An Attention Economy Bull Market
Low-liquidity assets, early-stage narratives, strong viral symbols, community diffusion, and the "not yet discovered by mainstream capital" entry feeling.
Listing these terms together, you realize they can describe both meme coins and the hottest batch of micro-cap stocks in today's US stock market. The difference is that meme coins always admit they are attention games, while micro-cap stocks wear the cloak of "hard tech supply chain research."
But the essence is the same. Small market cap, thin trading volume, little institutional coverage, yet often positioned within an industrial story that sounds big enough. A company with a $700 million market cap is touted as the bottleneck of the AI era. A cloud vendor valued at $3 billion is pitched as the AI entry point for SMEs. An obscure substrate manufacturer is described as the upstream supplier for NVIDIA, Google, and Microsoft collectively. Once the narrative is established, the price runs first; whether the fundamentals actually deliver won't be known for several quarters.
The most interesting thing about micro-cap stocks is that they are not naturally a better battlefield for institutions. On the contrary, the further you go towards small market caps and low liquidity, the more Wall Street's advantages can become constraints.
An asset management institution managing hundreds of billions or even trillions of dollars, looking at a small company with a market cap of three or four hundred million, doesn't first think "is this the best opportunity," but "can I buy into it and can I sell out of it." It has position limits, liquidity rules, risk committees, disclosure requirements, and transaction impact costs.
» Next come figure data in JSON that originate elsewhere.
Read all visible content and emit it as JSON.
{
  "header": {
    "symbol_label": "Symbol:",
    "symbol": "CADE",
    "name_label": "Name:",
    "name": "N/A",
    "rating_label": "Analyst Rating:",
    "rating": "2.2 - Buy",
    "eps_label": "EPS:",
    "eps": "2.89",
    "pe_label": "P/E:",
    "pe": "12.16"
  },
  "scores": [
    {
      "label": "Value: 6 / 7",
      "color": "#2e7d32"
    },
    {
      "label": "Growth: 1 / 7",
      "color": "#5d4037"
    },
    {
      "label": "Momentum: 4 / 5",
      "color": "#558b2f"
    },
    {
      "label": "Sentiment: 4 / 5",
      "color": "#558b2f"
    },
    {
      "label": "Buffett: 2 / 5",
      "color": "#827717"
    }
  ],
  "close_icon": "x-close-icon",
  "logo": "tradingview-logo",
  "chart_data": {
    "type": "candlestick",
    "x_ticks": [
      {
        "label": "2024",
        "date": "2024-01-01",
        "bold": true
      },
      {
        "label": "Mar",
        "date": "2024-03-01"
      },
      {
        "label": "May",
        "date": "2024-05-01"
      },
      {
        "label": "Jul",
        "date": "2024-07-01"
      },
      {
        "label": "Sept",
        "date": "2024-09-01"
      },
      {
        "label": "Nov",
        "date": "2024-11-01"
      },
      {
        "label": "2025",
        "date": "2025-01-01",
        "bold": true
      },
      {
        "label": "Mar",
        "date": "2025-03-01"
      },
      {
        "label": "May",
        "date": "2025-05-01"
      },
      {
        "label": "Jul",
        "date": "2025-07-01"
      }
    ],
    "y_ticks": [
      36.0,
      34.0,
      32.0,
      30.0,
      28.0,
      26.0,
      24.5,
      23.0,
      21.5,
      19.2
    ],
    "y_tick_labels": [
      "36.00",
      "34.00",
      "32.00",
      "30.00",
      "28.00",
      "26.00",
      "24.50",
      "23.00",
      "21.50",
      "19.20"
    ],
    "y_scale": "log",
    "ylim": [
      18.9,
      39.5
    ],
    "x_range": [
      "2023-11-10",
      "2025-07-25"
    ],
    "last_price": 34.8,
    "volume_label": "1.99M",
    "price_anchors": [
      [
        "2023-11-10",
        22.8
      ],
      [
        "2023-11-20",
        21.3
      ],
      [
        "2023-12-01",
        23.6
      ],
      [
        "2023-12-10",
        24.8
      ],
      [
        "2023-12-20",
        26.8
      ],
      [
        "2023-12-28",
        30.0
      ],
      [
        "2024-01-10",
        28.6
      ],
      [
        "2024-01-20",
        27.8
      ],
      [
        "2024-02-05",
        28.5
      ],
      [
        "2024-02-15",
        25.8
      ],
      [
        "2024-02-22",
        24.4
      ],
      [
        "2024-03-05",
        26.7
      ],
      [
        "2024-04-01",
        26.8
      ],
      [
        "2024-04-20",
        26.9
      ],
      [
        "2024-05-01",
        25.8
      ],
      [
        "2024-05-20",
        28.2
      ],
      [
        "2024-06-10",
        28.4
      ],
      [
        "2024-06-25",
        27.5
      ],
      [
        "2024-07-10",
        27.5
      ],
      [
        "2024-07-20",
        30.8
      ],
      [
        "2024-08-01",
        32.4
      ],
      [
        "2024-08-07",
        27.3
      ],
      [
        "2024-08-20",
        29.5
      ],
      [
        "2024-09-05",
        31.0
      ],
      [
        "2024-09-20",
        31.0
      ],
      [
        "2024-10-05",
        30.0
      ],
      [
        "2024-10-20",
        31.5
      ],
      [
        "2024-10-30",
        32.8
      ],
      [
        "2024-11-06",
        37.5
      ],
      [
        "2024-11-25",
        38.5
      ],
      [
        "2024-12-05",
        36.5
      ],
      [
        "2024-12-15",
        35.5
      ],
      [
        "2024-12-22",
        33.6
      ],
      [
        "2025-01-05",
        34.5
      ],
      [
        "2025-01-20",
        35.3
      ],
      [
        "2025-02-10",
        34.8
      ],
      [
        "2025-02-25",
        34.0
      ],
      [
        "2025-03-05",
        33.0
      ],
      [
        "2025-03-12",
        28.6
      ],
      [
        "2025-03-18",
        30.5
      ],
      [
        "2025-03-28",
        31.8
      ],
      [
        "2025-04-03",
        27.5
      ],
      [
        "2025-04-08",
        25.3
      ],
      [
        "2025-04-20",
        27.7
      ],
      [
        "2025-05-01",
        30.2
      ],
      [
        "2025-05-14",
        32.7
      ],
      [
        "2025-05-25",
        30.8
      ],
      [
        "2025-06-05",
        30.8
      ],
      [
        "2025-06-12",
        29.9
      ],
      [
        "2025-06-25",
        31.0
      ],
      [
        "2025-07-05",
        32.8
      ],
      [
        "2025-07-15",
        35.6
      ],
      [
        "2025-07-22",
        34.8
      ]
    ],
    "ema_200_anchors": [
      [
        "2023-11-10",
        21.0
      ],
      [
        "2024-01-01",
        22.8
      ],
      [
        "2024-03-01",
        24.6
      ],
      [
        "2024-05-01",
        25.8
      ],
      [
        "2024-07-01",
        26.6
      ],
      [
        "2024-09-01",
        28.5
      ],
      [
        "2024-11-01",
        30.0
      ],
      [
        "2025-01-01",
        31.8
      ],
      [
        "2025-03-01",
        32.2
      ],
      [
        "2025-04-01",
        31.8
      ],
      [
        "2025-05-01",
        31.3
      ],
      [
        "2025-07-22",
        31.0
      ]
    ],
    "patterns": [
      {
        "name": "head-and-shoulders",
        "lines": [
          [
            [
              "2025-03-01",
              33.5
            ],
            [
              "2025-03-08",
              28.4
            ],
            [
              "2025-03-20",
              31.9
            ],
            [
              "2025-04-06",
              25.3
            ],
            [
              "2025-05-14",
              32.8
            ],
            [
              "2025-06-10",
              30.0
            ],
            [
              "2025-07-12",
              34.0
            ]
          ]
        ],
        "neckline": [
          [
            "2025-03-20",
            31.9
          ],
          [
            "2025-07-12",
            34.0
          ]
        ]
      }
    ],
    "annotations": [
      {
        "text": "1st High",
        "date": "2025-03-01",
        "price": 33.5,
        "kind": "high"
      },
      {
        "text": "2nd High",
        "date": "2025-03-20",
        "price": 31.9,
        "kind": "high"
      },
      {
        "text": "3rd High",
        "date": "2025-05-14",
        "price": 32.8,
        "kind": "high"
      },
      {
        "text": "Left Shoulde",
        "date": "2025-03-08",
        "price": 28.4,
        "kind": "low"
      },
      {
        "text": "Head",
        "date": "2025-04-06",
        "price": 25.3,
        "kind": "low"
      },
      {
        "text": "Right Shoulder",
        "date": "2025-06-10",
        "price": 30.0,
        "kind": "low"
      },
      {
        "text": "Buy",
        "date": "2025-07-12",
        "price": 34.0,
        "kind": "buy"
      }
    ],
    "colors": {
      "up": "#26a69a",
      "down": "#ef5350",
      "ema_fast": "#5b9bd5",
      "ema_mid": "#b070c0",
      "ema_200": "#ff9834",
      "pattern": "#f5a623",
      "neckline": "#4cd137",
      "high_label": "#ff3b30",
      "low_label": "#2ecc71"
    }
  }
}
For a retail investor, a small-cap stock with a three billion market cap and tens of millions in daily trading volume might be large enough; for an institution like BlackRock, it might be a position too small to matter. Buying too little is pointless, buying too much could directly push up the price or even trigger position disclosure. And when it's time to sell, the shallow liquidity could lead to significant slippage.
So, it's not that they don't see them; it's that they often can't play. The larger the institution's capital, the more powerful it is in large-cap assets; but in micro-cap stocks, size becomes a cage. The micro-cap stock pool is too shallow for big ships to enter.
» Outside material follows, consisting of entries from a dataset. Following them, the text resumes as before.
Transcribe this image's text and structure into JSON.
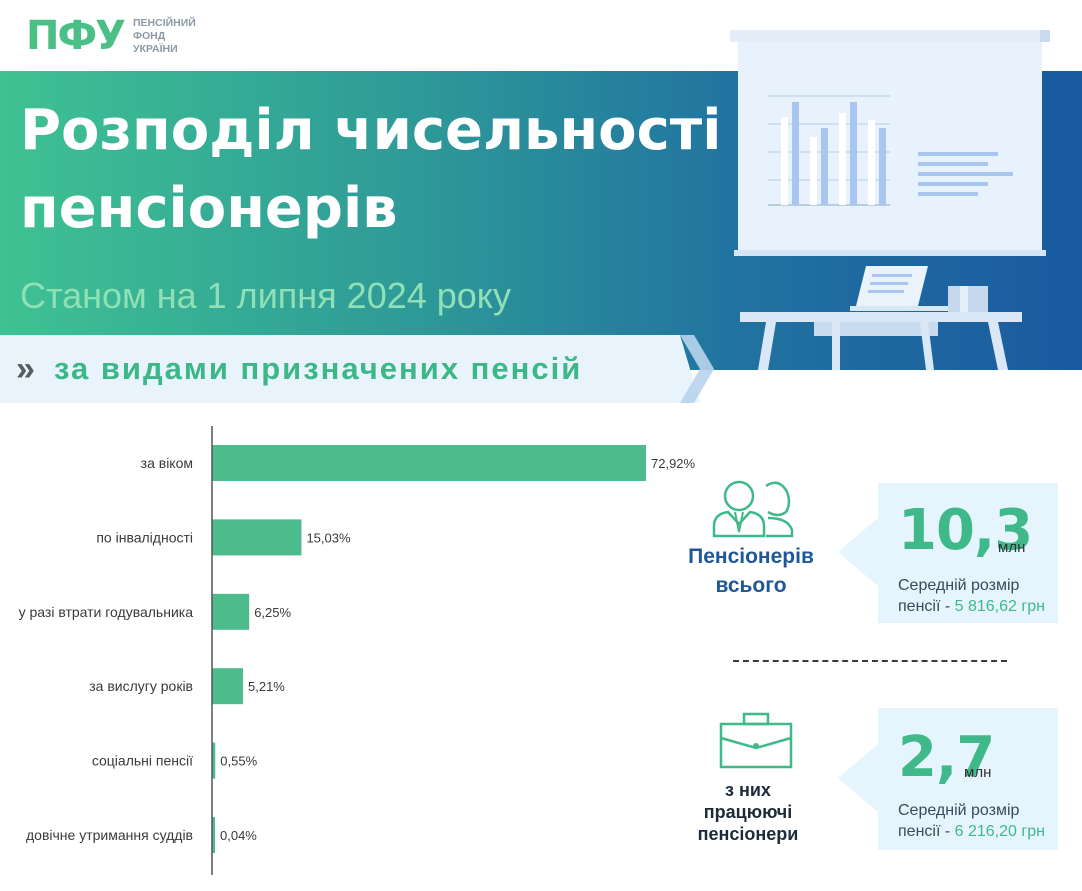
{
  "logo": {
    "mark": "ПФУ",
    "line1": "ПЕНСІЙНИЙ",
    "line2": "ФОНД",
    "line3": "УКРАЇНИ"
  },
  "header": {
    "title_line1": "Розподіл чисельності",
    "title_line2": "пенсіонерів",
    "subtitle": "Станом на 1 липня 2024 року",
    "section_arrow": "»",
    "section_label": "за видами призначених пенсій"
  },
  "chart_data": {
    "type": "bar",
    "orientation": "horizontal",
    "categories": [
      "за віком",
      "по інвалідності",
      "у разі втрати годувальника",
      "за вислугу років",
      "соціальні пенсії",
      "довічне утримання суддів"
    ],
    "values": [
      72.92,
      15.03,
      6.25,
      5.21,
      0.55,
      0.04
    ],
    "value_labels": [
      "72,92%",
      "15,03%",
      "6,25%",
      "5,21%",
      "0,55%",
      "0,04%"
    ],
    "unit": "%",
    "bar_color": "#4dbb8b",
    "xlim": [
      0,
      75
    ]
  },
  "stats": {
    "total": {
      "title_line1": "Пенсіонерів",
      "title_line2": "всього",
      "number": "10,3",
      "unit": "млн",
      "desc_line1": "Середній розмір",
      "desc_prefix": "пенсії - ",
      "desc_amount": "5 816,62 грн"
    },
    "working": {
      "title_line1": "з них",
      "title_line2": "працюючі",
      "title_line3": "пенсіонери",
      "number": "2,7",
      "unit": "млн",
      "desc_line1": "Середній розмір",
      "desc_prefix": "пенсії - ",
      "desc_amount": "6 216,20 грн"
    }
  },
  "colors": {
    "accent_green": "#3fb98a",
    "header_blue": "#1f5799",
    "stat_box_bg": "#e6f4fd"
  }
}
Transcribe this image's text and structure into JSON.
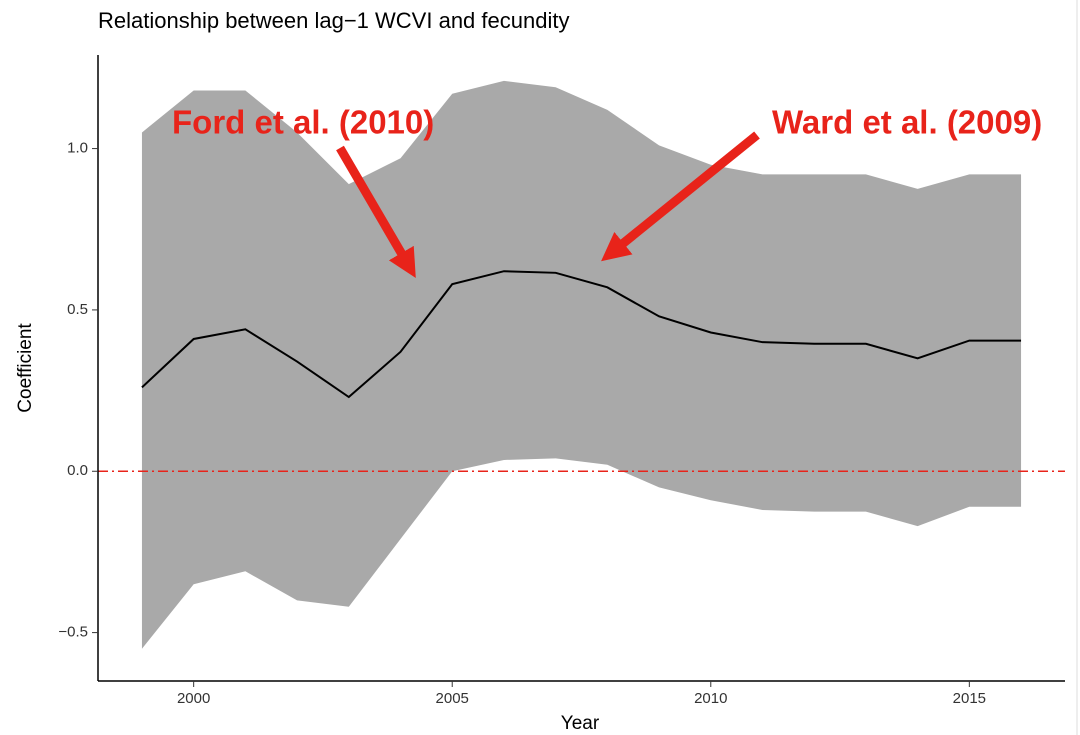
{
  "chart_data": {
    "type": "line",
    "title": "Relationship between lag−1 WCVI and fecundity",
    "x_label": "Year",
    "y_label": "Coefficient",
    "x": [
      1999,
      2000,
      2001,
      2002,
      2003,
      2004,
      2005,
      2006,
      2007,
      2008,
      2009,
      2010,
      2011,
      2012,
      2013,
      2014,
      2015,
      2016
    ],
    "values": [
      0.26,
      0.41,
      0.44,
      0.34,
      0.23,
      0.37,
      0.58,
      0.62,
      0.615,
      0.57,
      0.48,
      0.43,
      0.4,
      0.395,
      0.395,
      0.35,
      0.405,
      0.405
    ],
    "upper": [
      1.05,
      1.18,
      1.18,
      1.05,
      0.89,
      0.97,
      1.17,
      1.21,
      1.19,
      1.12,
      1.01,
      0.95,
      0.92,
      0.92,
      0.92,
      0.875,
      0.92,
      0.92
    ],
    "lower": [
      -0.55,
      -0.35,
      -0.31,
      -0.4,
      -0.42,
      -0.21,
      0.0,
      0.035,
      0.04,
      0.02,
      -0.05,
      -0.09,
      -0.12,
      -0.125,
      -0.125,
      -0.17,
      -0.11,
      -0.11
    ],
    "line_color": "#000000",
    "band_color": "#a9a9a9",
    "reference_line": {
      "value": 0,
      "color": "#e8231a"
    },
    "annotations": [
      "Ford et al. (2010)",
      "Ward et al. (2009)"
    ],
    "xlim": [
      1998.15,
      2016.85
    ],
    "ylim": [
      -0.65,
      1.29
    ],
    "xticks": [
      2000,
      2005,
      2010,
      2015
    ],
    "yticks": [
      {
        "value": -0.5,
        "label": "−0.5"
      },
      {
        "value": 0,
        "label": "0.0"
      },
      {
        "value": 0.5,
        "label": "0.5"
      },
      {
        "value": 1,
        "label": "1.0"
      }
    ]
  }
}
But the attention economy also has its own physical laws.
Therefore, whether this cross-market alpha can persist depends on three things.
First, whether the information asymmetry still exists. If only a few FinTwit accounts can explain the photonics supply chain clearly, following them might indeed lead to a batch of under-covered assets. But once mainstream sell-side analysts, ETFs, and quantitative funds start covering them, the narrative premium will quickly compress.
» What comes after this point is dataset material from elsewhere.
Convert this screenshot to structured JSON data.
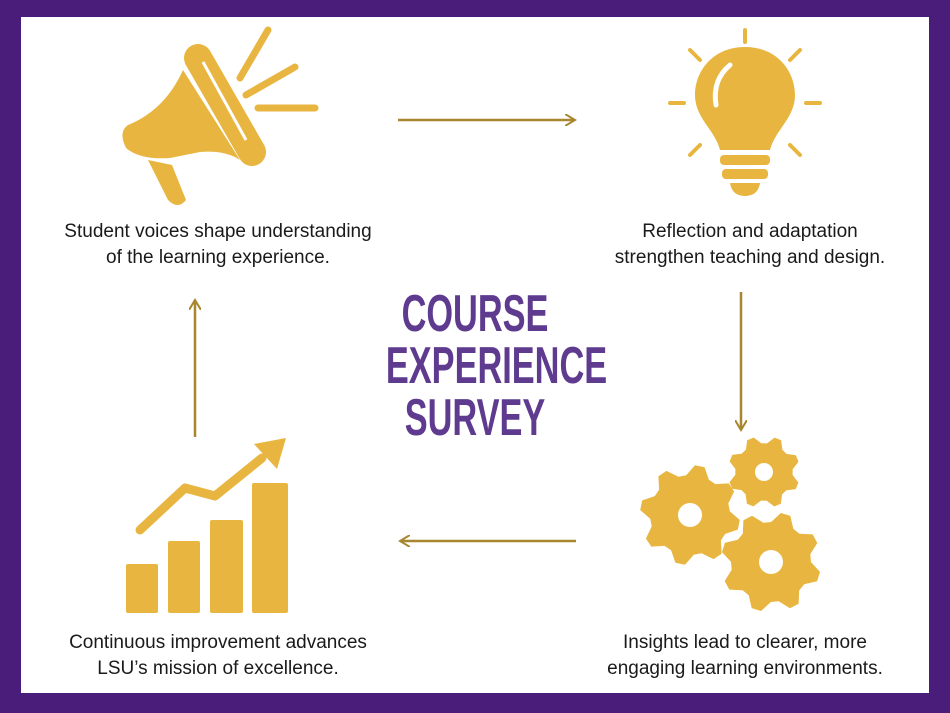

Second, whether the fundamentals can keep up with the attention. AI optical communication isn't an empty narrative, but the biggest problems for small-cap stocks are order uncertainty, customer concentration, financing dilution, and long capacity verification cycles. A company might be in the right track but fail to capture real economic value.
Third, the speed of propagation itself creates exit congestion. Rallies in low-liquidity assets can easily be interpreted as "the market validating the narrative," but they could also just be a short-term influx of attention. The more it resembles a meme coin, the more one must be wary of a meme coin-style liquidity ebb—the story remains, but the buying power is gone.
This also points to a market migration: crypto traders are applying their on-chain honed narrative instincts to US micro-cap stocks, AI hardware, energy, power, and supply chain assets. This might be the most noteworthy trading culture change in the crypto space this year.
The attention economy nature of US micro-cap stocks existed long before meme coins appeared.
The times create heroes, and the times never lack new gods.